Il ricorso a mero convincimento soggettivo, erroneamente qualificato come massima di esperienza integra, difatti, vizio di motivazione laddove non rappresenti, con adeguato grado di rappresentazione logico-inferenziale, gli indici sintomatici dell'elemento soggettivo del reato con ragionevole certezza.


Nel caso di specie, la Cassazione ritiene che la Corte territoriale non abbia espresso, in modo logicamente congruente e completo, né coerente in diritto, le ragioni giuridicamente significative che hanno determinato l'accertamento del dolo e fatto ritenere ragionevole l'affermazione di responsabilità.


Appare sicuramente incontestata (ed incontestabile) la falsità materiale della indicazione della data nelle annotazioni a firma del dottore sulle cartelle cliniche, ma per ritenere sussistente il dolo, ovvero la consapevolezza e volontà del mendacio, non è sufficiente la ripetitività delle false attestazioni (su tutte le cartelle cliniche dei pazienti ricoverati). Il medico, infatti, ha svolto le visite che le annotazioni attestano e ne risulta incongrua la sola datazione.


Per i giudici di legittimità, la ripetitività e serialità dell'erronea indicazione non esprime, con adeguato grado di credibilità razionale, la consapevolezza della "immutatio veri", appartenendo invece al comune dato esperienziale che una iniziale percezione inesatta della data induce essa stessa alla ripetitività della sua indicazione, finché l'autore non se ne accorga, restando altrimenti nella perdurante convinzione che il giorno in corso corrisponda con quello erroneamente ritenuto.
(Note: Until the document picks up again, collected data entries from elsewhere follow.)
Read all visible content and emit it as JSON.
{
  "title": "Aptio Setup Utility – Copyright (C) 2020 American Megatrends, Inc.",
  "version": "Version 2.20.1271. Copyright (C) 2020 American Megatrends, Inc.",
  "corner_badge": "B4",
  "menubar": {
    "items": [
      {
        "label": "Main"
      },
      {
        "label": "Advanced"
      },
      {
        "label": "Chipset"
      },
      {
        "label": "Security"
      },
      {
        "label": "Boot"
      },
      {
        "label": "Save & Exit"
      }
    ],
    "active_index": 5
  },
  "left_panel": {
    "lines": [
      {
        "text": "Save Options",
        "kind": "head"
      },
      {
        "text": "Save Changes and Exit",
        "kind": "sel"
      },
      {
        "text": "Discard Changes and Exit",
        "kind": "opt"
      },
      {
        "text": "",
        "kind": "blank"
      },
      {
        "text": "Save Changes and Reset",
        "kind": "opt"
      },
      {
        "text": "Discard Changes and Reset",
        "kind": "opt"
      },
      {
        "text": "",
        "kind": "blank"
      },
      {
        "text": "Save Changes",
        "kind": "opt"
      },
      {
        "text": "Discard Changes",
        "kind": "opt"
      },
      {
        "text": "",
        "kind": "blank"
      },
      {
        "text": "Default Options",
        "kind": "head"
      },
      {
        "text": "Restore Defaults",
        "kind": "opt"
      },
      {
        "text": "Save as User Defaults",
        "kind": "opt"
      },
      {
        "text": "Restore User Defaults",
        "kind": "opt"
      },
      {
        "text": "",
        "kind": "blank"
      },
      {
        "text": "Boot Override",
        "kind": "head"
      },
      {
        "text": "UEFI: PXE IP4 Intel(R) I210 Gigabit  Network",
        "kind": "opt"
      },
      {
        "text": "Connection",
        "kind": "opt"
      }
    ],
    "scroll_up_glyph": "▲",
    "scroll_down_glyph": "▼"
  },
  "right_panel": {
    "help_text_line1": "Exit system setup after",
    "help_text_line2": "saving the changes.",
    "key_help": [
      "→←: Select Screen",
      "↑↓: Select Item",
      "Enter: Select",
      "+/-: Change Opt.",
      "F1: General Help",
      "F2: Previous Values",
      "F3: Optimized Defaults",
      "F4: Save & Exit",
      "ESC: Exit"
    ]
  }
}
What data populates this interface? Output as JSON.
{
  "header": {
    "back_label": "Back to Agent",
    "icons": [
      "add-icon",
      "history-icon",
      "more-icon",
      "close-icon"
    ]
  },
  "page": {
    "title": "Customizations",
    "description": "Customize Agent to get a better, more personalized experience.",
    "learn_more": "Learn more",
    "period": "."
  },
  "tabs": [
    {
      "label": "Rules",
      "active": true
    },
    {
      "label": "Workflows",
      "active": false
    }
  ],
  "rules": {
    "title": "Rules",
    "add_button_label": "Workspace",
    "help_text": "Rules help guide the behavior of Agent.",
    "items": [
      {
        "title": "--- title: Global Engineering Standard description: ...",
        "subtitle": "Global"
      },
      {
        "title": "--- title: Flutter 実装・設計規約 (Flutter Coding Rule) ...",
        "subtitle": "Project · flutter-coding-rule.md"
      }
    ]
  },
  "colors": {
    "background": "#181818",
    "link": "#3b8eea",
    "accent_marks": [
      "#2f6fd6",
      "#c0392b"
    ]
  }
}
Pertanto nel ricondurre a massima di esperienza un dato che assume, nella consolidata prassi, valenza diversa ed anzi opposta, la corte territoriale ha errato nel giudizio inferenziale, eleggendo un proprio convincimento a dato d'esperienza invece contrastato dall'id quod plerumque accidit, inidoneo ad escludere plausibilmente ogni spiegazione alternativa che invalidi l'ipotesi ritenuta all'apparenza più verosimile. La sentenza impugnata va dunque annullata con rinvio affinché la Corte d'Appello proceda a nuovo esame.